The scene outside of today’s groundbreaking for the Barclay’s Center in Brooklyn was a traffic-snarling circus. Helicopters hovered loudly overhead while hundreds of police officers erected barricades, and protesters rang cowbells, blew whistles, waved signs, and sounded air horns. Their placards ranged from the coherent (“Atlantic Yards: a Sham and a Shame”) to the slightly more esoteric (“KGB comes to Brooklyn!!”). Inside the white tent erected at Fifth Avenue and Pacific Street, trays of lobster rolls circulated while dozens of cameras zoomed in on a stage stacked with one-namers: Bloomberg, Paterson, Markowitz, Sharpton, Ratner, Jay-Z. The politicians took their turns at the podium, trading lame jokes, patting Bruce Ratner on the back, and invoking Hova’s name to milk applause from the crowd. But one man, having embraced that liberation that lies just the other side of rock bottom, seemed to be enjoying himself more than the others.
Given David Paterson’s recent problems, he could be expected to be in a down mood, especially after the prayer offered by Reverend Herbert Daughtry in his invocation. “We pray for the honorable governor of this great state, our friend and our Governor David Paterson, we pray especially for him as he is besieged from every side during this severe, testing time,” intoned the reverend as Paterson listened impassively. “We pray, oh God, that you will grant him the strength of his convictions and give him the deep comfort of knowing that those of us who love him will be with him come what may.”
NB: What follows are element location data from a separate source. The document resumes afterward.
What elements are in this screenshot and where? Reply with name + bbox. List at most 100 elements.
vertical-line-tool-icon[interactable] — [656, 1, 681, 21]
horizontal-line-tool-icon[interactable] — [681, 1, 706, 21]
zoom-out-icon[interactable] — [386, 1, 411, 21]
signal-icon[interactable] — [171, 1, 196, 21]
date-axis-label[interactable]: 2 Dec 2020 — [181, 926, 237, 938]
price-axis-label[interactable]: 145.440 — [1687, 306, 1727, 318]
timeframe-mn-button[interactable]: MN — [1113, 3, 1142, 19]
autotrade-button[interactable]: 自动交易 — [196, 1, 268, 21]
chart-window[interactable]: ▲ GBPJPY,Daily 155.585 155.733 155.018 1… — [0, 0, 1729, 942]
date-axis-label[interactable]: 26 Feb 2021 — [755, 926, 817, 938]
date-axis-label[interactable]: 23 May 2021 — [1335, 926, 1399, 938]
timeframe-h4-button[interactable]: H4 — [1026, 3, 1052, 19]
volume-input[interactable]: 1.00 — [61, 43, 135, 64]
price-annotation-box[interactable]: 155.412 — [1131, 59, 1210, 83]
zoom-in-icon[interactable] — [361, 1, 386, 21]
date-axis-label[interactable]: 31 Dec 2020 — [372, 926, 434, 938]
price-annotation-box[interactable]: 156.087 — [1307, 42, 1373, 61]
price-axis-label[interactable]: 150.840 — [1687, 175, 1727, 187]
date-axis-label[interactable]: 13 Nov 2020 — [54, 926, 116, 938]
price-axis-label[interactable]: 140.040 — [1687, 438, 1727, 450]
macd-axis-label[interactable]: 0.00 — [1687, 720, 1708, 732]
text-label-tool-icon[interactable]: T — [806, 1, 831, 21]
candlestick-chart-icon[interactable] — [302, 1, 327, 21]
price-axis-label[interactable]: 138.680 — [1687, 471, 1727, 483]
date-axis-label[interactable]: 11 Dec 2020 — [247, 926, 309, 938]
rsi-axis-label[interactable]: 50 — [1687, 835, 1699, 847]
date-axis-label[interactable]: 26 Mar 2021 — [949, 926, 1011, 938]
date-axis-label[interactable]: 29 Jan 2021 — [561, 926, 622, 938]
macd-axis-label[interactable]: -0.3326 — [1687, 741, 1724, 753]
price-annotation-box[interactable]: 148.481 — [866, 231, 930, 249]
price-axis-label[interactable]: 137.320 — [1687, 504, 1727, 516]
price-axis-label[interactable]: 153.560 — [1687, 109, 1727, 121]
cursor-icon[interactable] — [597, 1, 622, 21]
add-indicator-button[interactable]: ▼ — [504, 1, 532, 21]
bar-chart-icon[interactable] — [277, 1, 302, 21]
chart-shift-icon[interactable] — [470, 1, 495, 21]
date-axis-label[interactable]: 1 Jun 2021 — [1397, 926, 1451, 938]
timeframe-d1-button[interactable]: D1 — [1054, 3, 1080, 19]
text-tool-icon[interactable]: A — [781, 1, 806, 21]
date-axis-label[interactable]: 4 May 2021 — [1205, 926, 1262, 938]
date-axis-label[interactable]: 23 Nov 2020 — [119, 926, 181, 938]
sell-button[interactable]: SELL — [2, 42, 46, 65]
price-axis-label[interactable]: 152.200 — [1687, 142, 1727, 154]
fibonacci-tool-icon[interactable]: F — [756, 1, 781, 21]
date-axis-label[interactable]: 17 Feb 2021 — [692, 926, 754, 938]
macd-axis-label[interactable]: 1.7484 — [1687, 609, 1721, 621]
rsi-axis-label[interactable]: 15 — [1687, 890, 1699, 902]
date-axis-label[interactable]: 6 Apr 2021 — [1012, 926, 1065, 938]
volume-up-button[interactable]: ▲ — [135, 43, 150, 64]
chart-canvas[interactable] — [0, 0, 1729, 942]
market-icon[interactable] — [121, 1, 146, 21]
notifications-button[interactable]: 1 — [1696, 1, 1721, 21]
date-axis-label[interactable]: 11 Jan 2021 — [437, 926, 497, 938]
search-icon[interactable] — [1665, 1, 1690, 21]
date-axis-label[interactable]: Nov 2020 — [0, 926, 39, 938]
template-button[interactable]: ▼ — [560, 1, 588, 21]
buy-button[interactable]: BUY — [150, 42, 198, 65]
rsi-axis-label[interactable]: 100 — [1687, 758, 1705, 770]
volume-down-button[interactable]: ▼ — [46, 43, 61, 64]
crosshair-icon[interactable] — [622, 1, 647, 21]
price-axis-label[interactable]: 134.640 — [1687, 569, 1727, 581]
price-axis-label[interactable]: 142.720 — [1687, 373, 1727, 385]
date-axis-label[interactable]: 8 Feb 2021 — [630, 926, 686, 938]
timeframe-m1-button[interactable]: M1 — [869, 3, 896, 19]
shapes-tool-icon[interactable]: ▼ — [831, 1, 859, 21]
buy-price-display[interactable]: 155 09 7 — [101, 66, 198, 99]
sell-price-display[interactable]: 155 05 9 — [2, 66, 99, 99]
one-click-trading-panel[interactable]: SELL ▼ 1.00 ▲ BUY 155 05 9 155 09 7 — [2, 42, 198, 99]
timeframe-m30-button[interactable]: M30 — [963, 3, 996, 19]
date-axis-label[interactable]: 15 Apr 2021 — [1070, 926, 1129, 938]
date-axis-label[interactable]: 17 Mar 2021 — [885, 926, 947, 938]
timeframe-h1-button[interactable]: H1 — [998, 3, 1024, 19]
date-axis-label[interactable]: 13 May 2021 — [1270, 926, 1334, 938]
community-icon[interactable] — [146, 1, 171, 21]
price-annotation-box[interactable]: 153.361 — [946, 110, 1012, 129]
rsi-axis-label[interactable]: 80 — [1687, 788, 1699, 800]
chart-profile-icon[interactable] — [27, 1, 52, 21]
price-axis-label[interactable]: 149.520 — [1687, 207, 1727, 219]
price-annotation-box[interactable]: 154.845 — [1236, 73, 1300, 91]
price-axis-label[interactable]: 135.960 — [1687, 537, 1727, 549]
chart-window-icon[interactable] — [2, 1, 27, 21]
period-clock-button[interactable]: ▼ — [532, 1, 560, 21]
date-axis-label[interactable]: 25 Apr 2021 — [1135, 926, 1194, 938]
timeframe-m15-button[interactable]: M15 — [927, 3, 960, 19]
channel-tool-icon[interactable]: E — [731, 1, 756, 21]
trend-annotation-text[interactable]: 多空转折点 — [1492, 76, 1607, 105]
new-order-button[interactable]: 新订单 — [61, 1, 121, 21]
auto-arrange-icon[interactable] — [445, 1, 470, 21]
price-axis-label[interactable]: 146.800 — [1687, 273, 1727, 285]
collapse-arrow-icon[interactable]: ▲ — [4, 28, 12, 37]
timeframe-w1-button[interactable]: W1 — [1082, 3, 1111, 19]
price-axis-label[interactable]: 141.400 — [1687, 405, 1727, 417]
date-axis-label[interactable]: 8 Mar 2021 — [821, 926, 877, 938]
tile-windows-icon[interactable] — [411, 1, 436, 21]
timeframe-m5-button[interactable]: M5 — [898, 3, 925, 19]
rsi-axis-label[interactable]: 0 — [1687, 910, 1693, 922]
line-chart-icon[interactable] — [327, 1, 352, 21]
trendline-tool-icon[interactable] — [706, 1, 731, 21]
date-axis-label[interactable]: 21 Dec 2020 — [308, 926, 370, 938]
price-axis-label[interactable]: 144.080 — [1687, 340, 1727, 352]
It was, to say the least, a little bleak. But when the governor approached the podium a few minutes later, there was a smile on his face. “Thank you so much, Reverend Daughtry,” he said, “I thought I was at my own funeral for a moment. But as Mark Twain once said, rumors of my death are grossly exaggerated.” The governor was clearly enjoying this small triumph of seeing the Atlantic Yards project, one of his pets, finally set in motion. Solidifying his reputation as a trivia machine, Paterson reeled off the project’s projected (and disputed, by some) stats — on jobs and housing units and the percentage of minority contracts — to the point of almost losing the crowd’s (and Jay-Z’s) interest. But then he veered back towards the personal, and began reminiscing about being a Nets fan as a kid: About how ecstatic he was when the Nets signed Julius “Dr. J” Erving in 1973, and about how heartbroken he was when, in 1976, the Nets traded him to Philly.
“It was one of the worst days of my life,” he said, pausing a beat before adding, “before I became governor.”